Miller v. Miller

The 1975 stipulation pursuant to which plaintiffs claim entitlement to their deceased father’s pension death benefits was superseded by the stipulation entered into between their parents in 1990. The 1990 stipulation was expressly intended “to settle all of the demands, claims, counterclaims, set-offs and defenses in the above-captioned matter [the divorce action], and to settle all disputes, claims, and agreements between the parties, and to once and for all put this matter to rest,” and therefore encompassed the parents’ ongoing dispute over the father’s obligation to name plaintiffs as irrevocable beneficiaries under his pension. Furthermore, the 1990 stipulation provided that it “ contain[ed] the entire agreement of the parties and supersede^] and replace[d] any and all prior agreements or Court Orders previously entered in the above captioned matter.” Thus, it is clear that the parents intended to replace the 1975 stipulation with the 1990 stipulation.

In any event, the pension death benefits that the father promised plaintiffs when they were young children were his active service benefits, which would have been payable only if he had died before retiring.
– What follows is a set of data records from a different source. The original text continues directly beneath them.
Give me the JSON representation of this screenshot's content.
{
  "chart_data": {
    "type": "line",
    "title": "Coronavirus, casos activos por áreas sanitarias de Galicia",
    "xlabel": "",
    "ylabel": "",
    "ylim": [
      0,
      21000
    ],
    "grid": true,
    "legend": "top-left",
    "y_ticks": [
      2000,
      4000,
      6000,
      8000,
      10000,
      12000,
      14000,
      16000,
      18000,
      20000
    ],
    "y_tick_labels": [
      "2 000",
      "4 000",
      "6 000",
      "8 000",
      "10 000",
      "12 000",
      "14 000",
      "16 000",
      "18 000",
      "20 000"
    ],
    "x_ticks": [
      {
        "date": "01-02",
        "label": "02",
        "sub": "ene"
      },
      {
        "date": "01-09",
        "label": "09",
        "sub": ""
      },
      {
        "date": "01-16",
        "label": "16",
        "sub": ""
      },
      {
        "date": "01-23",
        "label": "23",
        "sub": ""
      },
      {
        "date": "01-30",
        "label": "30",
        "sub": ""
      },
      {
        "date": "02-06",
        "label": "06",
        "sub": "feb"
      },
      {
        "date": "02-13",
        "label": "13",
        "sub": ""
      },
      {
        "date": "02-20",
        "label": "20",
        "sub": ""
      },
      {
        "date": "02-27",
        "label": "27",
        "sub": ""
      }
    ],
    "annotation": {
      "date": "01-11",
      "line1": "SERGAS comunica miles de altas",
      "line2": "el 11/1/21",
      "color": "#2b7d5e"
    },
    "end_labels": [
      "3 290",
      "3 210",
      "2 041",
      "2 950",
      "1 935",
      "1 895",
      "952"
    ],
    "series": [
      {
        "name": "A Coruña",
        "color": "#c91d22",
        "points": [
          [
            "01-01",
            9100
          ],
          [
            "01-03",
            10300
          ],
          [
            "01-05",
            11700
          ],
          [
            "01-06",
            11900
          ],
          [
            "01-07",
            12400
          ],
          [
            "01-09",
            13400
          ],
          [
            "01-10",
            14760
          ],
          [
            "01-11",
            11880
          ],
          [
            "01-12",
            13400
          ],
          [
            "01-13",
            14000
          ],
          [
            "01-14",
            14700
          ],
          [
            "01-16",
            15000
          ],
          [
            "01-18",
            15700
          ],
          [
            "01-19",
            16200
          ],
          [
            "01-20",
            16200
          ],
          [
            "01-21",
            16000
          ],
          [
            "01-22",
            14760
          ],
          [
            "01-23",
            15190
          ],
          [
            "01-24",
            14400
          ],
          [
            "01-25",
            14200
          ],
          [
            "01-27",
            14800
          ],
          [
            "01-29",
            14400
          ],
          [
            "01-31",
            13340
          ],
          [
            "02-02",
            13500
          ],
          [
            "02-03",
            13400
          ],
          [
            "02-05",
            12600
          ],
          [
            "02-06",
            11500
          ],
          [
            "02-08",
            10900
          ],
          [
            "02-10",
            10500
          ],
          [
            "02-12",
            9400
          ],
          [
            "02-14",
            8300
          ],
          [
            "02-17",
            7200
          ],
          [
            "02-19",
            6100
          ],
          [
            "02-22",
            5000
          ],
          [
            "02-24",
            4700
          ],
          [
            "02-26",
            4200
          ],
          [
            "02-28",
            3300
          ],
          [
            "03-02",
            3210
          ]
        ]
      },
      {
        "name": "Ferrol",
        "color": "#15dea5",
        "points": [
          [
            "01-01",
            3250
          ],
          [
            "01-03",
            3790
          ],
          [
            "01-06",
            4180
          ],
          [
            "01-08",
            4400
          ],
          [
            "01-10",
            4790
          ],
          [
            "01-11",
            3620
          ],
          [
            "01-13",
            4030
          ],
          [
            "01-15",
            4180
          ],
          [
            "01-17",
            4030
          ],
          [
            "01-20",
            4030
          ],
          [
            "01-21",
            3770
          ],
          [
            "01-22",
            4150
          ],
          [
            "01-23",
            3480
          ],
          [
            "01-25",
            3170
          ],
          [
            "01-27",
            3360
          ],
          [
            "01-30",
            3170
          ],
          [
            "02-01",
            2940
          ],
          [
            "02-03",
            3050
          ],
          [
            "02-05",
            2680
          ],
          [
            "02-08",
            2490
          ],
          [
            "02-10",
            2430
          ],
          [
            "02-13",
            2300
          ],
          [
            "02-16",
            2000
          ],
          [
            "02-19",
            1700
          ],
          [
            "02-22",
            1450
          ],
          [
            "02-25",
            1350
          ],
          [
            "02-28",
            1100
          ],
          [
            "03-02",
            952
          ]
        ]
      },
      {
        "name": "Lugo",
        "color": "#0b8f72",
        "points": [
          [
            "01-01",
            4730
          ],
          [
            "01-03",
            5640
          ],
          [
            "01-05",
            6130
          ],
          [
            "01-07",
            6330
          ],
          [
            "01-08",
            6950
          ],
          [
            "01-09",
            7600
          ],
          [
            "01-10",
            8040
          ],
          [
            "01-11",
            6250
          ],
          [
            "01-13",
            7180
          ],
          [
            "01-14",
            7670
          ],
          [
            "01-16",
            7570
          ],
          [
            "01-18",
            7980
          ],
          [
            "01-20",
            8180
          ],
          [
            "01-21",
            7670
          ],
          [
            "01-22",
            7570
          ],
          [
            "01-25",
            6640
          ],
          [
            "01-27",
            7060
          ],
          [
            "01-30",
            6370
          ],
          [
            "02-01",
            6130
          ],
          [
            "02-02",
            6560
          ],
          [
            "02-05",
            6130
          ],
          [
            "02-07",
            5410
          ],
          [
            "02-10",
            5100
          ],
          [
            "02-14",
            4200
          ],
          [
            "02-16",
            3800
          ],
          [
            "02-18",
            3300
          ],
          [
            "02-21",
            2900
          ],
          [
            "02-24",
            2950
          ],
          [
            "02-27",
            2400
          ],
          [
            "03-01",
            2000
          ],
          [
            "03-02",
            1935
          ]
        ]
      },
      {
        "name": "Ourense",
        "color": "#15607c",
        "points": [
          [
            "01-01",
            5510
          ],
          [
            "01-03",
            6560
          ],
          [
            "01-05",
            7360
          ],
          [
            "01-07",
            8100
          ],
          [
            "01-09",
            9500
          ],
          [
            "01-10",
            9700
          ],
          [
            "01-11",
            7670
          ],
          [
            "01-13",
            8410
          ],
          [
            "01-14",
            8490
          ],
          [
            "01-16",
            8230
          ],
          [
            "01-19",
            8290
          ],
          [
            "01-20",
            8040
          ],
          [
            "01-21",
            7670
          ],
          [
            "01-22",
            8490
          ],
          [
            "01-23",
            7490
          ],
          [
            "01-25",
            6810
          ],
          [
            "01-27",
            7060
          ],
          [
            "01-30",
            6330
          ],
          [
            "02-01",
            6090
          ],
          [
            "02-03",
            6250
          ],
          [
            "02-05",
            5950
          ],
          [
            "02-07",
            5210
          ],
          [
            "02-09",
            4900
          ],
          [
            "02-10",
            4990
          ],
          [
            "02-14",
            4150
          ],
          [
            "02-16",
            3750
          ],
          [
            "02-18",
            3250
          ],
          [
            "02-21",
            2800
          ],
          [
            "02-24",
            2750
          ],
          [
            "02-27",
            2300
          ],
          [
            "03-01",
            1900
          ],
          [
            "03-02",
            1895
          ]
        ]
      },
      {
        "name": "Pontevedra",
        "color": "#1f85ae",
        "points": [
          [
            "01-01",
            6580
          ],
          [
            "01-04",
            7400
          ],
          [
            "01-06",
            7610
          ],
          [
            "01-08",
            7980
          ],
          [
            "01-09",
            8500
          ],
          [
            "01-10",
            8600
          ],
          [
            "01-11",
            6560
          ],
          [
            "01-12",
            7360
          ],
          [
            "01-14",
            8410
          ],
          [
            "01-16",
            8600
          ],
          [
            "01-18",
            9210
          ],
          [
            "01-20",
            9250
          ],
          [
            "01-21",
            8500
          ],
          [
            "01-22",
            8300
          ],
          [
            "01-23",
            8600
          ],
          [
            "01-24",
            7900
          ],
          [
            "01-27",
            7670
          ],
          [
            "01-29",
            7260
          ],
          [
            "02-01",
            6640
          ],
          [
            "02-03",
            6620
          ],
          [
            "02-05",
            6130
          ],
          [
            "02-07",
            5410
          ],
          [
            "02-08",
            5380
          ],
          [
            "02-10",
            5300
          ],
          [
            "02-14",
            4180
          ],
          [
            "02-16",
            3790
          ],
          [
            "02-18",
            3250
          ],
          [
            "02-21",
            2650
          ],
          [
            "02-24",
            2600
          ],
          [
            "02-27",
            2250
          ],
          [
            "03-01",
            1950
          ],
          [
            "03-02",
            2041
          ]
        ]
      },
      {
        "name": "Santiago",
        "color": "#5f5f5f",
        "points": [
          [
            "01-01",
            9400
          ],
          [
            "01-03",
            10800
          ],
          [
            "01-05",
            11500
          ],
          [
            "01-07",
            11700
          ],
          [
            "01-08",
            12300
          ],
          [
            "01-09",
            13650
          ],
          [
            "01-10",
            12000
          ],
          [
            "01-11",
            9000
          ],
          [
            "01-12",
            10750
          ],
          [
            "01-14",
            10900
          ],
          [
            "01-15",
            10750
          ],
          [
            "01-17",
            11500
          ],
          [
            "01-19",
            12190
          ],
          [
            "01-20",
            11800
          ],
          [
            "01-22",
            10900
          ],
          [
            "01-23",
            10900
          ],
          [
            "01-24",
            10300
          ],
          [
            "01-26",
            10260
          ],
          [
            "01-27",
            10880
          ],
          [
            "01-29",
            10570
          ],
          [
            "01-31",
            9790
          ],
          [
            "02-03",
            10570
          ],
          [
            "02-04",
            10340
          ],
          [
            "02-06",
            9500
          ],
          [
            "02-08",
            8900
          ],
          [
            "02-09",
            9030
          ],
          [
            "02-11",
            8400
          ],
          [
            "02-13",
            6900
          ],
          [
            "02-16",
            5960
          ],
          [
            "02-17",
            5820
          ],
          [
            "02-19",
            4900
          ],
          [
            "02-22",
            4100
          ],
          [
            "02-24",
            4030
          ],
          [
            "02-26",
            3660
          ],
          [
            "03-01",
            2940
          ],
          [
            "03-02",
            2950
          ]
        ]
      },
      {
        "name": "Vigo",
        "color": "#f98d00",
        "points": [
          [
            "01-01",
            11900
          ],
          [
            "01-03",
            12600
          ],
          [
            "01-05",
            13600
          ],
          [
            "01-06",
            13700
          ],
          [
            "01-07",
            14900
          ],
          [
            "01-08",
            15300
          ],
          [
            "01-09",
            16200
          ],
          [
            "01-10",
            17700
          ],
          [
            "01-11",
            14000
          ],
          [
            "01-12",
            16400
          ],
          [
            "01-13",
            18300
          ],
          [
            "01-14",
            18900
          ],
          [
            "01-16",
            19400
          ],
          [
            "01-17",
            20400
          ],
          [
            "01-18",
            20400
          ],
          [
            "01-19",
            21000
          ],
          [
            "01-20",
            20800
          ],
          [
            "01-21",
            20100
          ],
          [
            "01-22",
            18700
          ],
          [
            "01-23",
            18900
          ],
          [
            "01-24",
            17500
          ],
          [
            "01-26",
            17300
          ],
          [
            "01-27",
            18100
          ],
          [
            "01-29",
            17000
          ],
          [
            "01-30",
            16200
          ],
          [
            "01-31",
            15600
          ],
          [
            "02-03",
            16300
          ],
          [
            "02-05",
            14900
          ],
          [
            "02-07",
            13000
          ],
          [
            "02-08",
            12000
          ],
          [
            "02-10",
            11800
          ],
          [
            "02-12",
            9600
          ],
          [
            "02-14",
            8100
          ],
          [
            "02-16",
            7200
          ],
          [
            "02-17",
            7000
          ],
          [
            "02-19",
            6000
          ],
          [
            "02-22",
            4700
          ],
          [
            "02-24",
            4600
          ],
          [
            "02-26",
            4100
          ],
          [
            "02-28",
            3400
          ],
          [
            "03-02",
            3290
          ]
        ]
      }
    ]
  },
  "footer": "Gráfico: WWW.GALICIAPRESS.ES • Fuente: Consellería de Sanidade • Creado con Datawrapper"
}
When he retired in 2001, he applied for “Option II” post-retirement death benefits, which entitled him to reduced payments during his lifetime and payments in the same amount for his designated beneficiary after his death for the remainder of the beneficiary’s life (see Administrative Code of City of NY § 13-558). The Teachers’ Retirement System is obligated by law to honor his choice of beneficiary (see id.; see generally Matter of Creveling v Teachers’ Retirement Bd., 255 NY 364, 372-373 [1931]).

Plaintiffs contend that their parents had no authority to extinguish the father’s obligation, originally agreed to in the 1975 stipulation, to name them as irrevocable beneficiaries without their consent. To the extent they claim entitlement to the benefits as third-party beneficiaries of a child support obligation embodied in the 1975 stipulation, their argument fails *470because the right to receive child support belongs to the custodial parent, not to the child (see Kendall v Kendall, 200 App Div 702 [1922]). To the extent they claim entitlement to the benefits as third-party beneficiaries of nonsupport obligations under the 1975 stipulation, their argument fails because they have no right to enforce a superseded agreement — even one superseded without their consent — when the benefit they seek to enforce had not yet vested before the agreement was modified and the superseded agreement did not prohibit its modification (see Salesky v Hat Corp. of Am., 20 AD2d 114 [1963]).

We have considered plaintiffs’ remaining contentions and find them unavailing. Concur — Tom, J.E, Sweeny, Renwick, Freedman and Manzanet-Daniels, JJ.

Motion seeking to amend record granted.